But if I lose him completely to George…
Well, I know I’ve survived one such loss, and probably can again.
George, on the other hand, is dying. I feel this to the depths of my soul.
I cannot in good conscience let that happen.
* * * *
Luck requires a lot of hard damn work. I spend the next several months working in secret on two fronts—trying to figure out some way to keep George alive short of enacting my plan, and acclimating Declan to his potential future. If forced to go for the nuclear option, at least I will have biological need on my side to coax George into going for it.
George and Ellen had an active and healthy sex life, and no doubt the loneliness and self-imposed celibacy is also chipping away at him.
I also know George’s sadism was limited mostly to the physical realm, whereas I have no problem being…well, downright evil.
Meaning my boy is starting to undergo periods of forced chastity. Sometimes locked up, sometimes not. Obedience is something I’ve insisted on from the beginning. The hornier he is, the more eagerly obedient he becomes.
We make it through the second holiday season without Ellen, but I realize George won’t make it much longer. Aussie turns eighteen this coming summer, even though she’s already away at her first year at Vanderbilt.
Once she turns eighteen…
I’m afraid at that point any leverage I might have to convince George to stay with us is gone. I’ve debated whether or not letting him put himself out of misery would be the kinder thing, and I always circle back to one clear, concise point—
My girl would want me to do anything within my power to keep him alive. Ideally, I want this to happen before George is slated to go to DC in February to give the keynote speech to the National Governors Association. I want to send Declan with him for that, and if they’re already an item, it’ll make it that much easier for Declan to keep him calm.
It’ll make the entire upcoming re-election campaign easier for George.
The first week of January, I make my decision to enact Plan B. It’ll take nerves of steel on my part, and more than a smidgen of luck that’s beyond my control.

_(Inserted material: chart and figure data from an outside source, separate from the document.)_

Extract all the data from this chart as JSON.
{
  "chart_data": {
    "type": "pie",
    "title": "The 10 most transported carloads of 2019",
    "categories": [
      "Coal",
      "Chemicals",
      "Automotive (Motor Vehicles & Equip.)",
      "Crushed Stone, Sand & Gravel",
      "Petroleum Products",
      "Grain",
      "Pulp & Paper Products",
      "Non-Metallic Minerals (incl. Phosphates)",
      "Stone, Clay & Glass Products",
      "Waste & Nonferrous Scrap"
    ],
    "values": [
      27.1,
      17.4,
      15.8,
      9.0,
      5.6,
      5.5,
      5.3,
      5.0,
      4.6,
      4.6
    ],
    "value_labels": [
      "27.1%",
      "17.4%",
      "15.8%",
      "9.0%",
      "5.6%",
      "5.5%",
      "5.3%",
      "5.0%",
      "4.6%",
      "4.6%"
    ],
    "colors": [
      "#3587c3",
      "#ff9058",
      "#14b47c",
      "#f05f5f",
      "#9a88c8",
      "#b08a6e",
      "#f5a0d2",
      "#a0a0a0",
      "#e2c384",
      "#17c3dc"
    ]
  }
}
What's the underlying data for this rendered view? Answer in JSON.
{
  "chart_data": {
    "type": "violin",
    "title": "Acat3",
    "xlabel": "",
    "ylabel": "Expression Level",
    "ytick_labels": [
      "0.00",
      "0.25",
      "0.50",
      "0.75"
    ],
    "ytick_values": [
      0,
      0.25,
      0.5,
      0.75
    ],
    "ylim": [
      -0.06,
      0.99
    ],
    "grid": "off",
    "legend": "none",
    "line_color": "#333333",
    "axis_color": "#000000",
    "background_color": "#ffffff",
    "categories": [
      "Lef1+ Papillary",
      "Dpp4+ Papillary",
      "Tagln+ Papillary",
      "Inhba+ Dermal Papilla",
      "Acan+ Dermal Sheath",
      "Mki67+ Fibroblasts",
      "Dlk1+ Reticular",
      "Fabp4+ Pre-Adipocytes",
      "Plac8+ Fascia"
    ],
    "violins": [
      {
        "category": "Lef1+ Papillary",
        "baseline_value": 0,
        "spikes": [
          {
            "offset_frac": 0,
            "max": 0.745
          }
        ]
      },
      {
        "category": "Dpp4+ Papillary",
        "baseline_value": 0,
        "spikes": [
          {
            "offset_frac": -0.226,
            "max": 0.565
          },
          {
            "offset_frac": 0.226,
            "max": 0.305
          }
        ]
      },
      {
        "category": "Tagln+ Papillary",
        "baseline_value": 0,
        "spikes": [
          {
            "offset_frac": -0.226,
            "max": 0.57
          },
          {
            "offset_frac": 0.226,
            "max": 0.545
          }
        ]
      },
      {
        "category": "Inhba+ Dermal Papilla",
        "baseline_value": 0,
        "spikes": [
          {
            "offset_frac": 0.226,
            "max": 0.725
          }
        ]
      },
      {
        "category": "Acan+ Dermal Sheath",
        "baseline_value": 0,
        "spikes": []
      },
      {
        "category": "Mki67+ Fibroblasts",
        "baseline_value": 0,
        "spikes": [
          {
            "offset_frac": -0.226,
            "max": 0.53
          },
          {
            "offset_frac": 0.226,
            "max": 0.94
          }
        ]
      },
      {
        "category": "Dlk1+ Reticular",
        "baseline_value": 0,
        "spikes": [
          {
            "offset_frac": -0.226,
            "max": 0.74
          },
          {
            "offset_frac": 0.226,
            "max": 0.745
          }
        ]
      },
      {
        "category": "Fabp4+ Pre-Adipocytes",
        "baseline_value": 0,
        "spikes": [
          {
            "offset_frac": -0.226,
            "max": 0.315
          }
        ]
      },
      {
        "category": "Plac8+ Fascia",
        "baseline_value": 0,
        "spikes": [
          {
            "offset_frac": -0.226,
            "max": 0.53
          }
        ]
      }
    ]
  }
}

When late January hits and George explodes one Monday afternoon in his office when it’s just me and Declan with him, about not wanting to fly to DC, I know the pump is primed. He’s emotionally raw, physically exhausted, and mentally fried.
That means I need to start taking chances with Declan and praying luck is on my side. George was no stranger to having sex in the office, according to Ellen. It was something she enjoyed, too, because she saw how it usually calmed him, settled him, especially if he was having a long, bad day.
Which is how George ended up “accidentally” walking in on me and Declan in my office the next evening, with the boy naked and bent over my desk and getting plowed by a strap-on.
The look on George’s face when he eases the door open almost makes me laugh out loud, which could’ve ruined everything. I need him to come in, for his lizard brain to kick in and for the lonely, horny Dom to take over.
Kind of like hunting in a baited field, I guess?
Finally, he does. I have Declan so deep in the zone, and so horny after two weeks of not letting him come, that I know if I stay calm, and George stays calm, that Declan will hopefully stay calm and go with it.
George might be a sadist, and a Dom, and a motherfucker, but he’s soft-hearted. Ellen told me he never let her go to bed horny if she was in the mood, even if he wasn’t. Especially if he’d worked her up earlier in the day and didn’t let her come then.
I hoped what he’d survived hadn’t broken that part of him so completely that he wouldn’t be able to tap into it now.
Poor Declan. No, I didn’t obtain his consent, and neither did George. Not really. The thought that this could backfire in a very horrible way on both me and George was never far from my mind, but I had to trust my boy wouldn’t use this against us in a court of law.
If he tried?
Well, among other things, I have very compromising pictures and video I took of him over the past few months, which he has no idea I have. Pictures and video of him blindfolded and eagerly fellating a dildo, for starters. Video of him begging to do it for me, of eagerly begging me to fuck him with one.
If that’s not enough?
I have more evidence.
Evidence I pray I never need to use, because it means things between us are so irretrievably broken that I’m forced to take such drastic measures to protect George and myself.
Oh, yes. I’m a bitch. Absolutely. Feel free to call me that, because I own it.